Major organizational changes create uncertainty. Despite being considered a rather dry topic, company structure is a perennial issue. How many times have you complained about how disorganized your company or department is? If employees do not quite know what they are expected to do and who reports to whom, or if it takes ages to get the information they need because of the overly complicated company hierarchy and poor communication between departments, feelings of frustration and demotivation may arise. Findings by different consultancy companies show that poor business performance is directly related to organizational problems.

Companies are structured in a variety of ways, dependent on their objectives. Let us look at an imaginary multinational company named Jet, which specializes in electronics. It can be structured in several different ways: by function – the business is arranged according to what each section or department does (e.g. Production, Sales, Marketing, Accounts, IT, etc.); by product or activity (e.g. Jet Business Electronics, Jet Consumer Electronics, Jet Domestic Appliances and Personal Care, etc.); and by area – geographical or regional structure (e.g.
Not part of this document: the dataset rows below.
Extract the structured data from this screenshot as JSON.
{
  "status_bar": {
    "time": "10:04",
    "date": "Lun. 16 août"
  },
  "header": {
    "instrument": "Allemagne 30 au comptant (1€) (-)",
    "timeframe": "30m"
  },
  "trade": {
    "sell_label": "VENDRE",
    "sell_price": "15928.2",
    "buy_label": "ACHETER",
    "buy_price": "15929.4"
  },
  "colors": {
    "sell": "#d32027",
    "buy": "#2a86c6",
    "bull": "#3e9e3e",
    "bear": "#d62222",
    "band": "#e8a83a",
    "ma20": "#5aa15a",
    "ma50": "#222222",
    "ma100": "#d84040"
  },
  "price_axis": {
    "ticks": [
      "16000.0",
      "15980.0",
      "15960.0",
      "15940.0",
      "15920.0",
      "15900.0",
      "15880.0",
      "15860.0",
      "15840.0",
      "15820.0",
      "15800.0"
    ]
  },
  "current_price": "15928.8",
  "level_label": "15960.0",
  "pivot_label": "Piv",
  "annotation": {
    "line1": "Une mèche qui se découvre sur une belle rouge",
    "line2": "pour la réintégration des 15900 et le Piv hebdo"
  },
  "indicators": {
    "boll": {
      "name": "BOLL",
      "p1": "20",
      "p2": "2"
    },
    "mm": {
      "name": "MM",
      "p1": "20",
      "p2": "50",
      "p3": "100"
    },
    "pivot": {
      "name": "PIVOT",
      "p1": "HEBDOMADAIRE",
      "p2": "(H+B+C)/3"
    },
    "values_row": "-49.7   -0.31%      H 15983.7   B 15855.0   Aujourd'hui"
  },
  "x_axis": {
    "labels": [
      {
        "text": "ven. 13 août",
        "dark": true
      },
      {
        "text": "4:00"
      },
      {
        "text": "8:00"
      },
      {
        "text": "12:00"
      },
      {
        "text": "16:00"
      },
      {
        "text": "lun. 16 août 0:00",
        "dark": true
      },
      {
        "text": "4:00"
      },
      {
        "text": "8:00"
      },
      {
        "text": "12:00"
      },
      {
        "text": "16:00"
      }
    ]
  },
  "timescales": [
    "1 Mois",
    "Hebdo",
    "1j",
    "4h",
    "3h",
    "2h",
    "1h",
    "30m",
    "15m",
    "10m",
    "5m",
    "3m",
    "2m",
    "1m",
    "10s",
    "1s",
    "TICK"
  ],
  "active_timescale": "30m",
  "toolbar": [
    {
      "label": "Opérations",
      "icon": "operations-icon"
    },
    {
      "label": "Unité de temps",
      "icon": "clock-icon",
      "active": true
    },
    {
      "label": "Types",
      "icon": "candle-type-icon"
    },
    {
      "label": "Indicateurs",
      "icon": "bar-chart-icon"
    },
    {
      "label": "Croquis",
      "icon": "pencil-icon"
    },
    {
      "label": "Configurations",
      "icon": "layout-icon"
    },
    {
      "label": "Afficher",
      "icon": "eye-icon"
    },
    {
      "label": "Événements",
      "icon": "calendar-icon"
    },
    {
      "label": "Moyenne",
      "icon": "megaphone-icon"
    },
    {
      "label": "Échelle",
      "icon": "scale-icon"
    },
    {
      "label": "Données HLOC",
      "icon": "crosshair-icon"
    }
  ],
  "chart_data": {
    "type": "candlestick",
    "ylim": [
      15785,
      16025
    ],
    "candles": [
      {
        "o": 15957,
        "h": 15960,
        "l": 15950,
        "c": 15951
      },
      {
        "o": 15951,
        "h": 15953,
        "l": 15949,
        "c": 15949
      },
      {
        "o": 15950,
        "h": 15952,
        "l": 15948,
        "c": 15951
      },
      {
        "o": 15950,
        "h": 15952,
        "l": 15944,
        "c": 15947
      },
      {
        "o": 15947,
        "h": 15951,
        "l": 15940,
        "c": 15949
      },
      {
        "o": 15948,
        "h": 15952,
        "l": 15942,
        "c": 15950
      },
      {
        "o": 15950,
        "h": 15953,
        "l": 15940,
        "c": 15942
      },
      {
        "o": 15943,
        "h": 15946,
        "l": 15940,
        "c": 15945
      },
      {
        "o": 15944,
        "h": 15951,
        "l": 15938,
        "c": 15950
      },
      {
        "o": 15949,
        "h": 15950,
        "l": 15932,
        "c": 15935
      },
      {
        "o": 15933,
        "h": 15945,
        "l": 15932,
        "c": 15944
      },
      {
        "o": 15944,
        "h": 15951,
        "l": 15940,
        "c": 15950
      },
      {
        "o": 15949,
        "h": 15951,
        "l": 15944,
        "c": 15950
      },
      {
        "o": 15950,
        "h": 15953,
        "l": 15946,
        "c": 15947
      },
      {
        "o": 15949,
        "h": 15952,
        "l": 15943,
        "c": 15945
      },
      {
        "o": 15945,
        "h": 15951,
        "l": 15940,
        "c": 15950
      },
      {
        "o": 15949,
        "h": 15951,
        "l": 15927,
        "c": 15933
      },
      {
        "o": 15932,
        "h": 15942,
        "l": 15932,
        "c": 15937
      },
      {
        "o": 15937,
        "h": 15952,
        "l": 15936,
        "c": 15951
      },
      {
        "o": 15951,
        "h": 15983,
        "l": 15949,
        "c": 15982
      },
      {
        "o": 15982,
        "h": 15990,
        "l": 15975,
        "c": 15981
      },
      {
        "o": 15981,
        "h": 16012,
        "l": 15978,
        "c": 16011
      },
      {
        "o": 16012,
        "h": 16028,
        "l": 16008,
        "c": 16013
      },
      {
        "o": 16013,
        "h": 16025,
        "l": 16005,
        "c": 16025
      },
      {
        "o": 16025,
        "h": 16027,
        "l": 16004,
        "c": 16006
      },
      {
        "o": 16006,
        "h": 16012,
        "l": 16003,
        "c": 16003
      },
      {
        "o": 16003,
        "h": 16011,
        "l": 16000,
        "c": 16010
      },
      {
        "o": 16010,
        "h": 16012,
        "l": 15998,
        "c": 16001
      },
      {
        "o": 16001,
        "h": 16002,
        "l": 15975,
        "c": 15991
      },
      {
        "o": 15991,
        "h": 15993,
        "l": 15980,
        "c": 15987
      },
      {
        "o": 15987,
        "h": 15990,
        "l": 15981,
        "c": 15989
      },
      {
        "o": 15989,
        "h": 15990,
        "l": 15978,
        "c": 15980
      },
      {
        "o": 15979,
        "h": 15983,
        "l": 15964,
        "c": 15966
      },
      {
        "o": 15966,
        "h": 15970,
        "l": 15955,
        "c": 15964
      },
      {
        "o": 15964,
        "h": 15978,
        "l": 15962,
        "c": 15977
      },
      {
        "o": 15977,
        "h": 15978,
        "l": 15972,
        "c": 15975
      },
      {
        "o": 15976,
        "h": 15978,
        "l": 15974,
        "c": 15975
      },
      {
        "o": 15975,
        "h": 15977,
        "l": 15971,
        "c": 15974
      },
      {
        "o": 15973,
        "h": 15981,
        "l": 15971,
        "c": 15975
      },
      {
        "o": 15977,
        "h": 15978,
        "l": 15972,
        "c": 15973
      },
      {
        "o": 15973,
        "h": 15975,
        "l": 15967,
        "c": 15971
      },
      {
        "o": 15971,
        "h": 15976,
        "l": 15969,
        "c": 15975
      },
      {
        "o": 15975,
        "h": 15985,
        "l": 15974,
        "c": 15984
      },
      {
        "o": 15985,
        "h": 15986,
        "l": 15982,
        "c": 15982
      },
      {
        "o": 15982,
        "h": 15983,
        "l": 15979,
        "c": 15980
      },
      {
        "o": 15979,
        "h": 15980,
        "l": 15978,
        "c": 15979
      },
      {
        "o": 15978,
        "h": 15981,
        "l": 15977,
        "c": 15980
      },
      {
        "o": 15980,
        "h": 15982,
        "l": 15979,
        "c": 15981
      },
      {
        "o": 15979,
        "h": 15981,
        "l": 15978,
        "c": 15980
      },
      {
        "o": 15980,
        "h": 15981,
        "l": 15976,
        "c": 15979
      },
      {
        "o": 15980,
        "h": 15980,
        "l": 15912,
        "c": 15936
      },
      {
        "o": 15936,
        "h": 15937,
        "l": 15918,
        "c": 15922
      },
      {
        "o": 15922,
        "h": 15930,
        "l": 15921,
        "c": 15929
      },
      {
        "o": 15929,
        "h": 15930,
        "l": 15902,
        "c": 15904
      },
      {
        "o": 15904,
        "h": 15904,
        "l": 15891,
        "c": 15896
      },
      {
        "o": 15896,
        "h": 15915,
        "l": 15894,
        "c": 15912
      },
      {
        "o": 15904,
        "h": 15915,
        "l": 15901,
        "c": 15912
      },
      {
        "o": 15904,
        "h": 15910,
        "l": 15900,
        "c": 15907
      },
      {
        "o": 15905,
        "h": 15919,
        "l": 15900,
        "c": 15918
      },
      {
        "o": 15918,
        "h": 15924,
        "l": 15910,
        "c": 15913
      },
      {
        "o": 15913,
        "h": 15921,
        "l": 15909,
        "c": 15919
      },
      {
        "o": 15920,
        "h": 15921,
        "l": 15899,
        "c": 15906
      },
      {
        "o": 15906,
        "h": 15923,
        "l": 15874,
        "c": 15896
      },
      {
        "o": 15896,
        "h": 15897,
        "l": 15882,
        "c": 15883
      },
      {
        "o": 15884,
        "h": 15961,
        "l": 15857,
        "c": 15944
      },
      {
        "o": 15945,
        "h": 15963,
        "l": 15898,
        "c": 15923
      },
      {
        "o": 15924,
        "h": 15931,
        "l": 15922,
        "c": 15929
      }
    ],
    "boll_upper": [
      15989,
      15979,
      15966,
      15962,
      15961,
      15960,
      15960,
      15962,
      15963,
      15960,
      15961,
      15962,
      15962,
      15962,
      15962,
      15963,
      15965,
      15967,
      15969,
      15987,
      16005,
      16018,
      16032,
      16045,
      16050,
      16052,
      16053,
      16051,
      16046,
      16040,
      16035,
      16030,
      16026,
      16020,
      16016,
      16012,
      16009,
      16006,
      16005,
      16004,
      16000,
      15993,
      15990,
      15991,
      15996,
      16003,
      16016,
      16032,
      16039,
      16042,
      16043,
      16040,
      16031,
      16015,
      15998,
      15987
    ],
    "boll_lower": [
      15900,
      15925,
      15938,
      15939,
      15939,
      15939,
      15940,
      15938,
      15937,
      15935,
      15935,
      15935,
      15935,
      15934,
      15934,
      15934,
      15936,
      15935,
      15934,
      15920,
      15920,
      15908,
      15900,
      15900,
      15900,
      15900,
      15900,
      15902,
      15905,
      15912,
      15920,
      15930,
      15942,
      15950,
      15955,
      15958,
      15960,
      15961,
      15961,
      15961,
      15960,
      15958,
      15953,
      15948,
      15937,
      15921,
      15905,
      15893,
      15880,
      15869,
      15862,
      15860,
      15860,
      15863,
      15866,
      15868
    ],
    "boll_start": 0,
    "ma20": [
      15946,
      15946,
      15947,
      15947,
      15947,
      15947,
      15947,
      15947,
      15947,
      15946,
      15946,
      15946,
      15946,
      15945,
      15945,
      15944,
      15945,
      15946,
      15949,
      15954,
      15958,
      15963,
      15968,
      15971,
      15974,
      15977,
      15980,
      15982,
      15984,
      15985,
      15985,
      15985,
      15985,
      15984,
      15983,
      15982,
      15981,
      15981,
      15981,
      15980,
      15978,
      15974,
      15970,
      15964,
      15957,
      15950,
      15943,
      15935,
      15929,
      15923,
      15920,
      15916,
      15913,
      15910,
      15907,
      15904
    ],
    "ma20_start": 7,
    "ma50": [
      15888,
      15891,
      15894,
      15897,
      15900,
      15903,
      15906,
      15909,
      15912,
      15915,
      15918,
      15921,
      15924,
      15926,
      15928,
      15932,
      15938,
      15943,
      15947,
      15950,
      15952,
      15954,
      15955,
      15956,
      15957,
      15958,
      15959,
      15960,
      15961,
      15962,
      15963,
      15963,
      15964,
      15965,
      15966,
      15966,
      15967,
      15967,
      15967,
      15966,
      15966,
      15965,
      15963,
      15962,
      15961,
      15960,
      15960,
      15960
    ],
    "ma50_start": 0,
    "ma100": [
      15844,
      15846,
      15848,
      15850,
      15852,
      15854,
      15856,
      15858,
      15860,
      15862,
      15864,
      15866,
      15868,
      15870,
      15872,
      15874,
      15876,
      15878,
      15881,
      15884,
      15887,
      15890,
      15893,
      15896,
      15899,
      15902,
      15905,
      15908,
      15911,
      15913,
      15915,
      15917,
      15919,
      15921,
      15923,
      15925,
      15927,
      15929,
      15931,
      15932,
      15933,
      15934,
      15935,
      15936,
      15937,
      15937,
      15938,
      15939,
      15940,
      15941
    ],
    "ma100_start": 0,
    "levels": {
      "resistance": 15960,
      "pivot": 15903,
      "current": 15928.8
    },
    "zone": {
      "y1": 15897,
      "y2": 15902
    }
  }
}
Jet Americas, Jet Europe, Middle East and Africa, and Jet Asia Pacific, etc.).

A matrix structure is yet another type of organizational structure, which overlays two organizational forms in order to leverage the benefits of both. Some global corporations adopt a matrix structure that combines geographical with product divisions, allowing the company to exploit global economies of scale while better serving local needs. Instead of combining two divisional structures, some matrix structures overlap a functional structure with project teams. Employees are assigned to a cross-functional project team, but they also belong to a permanent functional unit (e.g. sales, marketing) to which they return when a project is completed.

Some specialists, such as Lowell Bryan and Claudia Joyce of McKinsey’s New York office, argue that vertical hierarchical structures force professionals (whom they define as innovators of new business ideas who make big companies competitive) ‘to search across poorly connected organisational silos to find knowledge and collaborators’, while matrix structures often burden them with two bosses. They propose a new organisational model that includes discarding vertical structures by establishing one dominant axis of management – product, functional, geographic or some other – and streamlining the matrix approach that often muddles decision-making authority.

Most organizations look like this: In hierarchical organizations such as the one presented above, responsibility is passed down the line. At each stage in the chain, one person has a number of direct subordinates who are within their span of control. In tall hierarchical organizations with many levels of management, the number of layers decreases the span of control. In contrast to a tall organization, a flat hierarchical organization has only a few or just one layer of management. In the 20th century, as companies grew bigger, tall hierarchical organizations were popular because they could ensure control. However, with the rise of globalization and widespread use of technology, they began to downsize in the 1990s. This is where various consultancy companies entered the scene, cashing in millions of kunas, euros or pounds for advice on how to reorganize a company.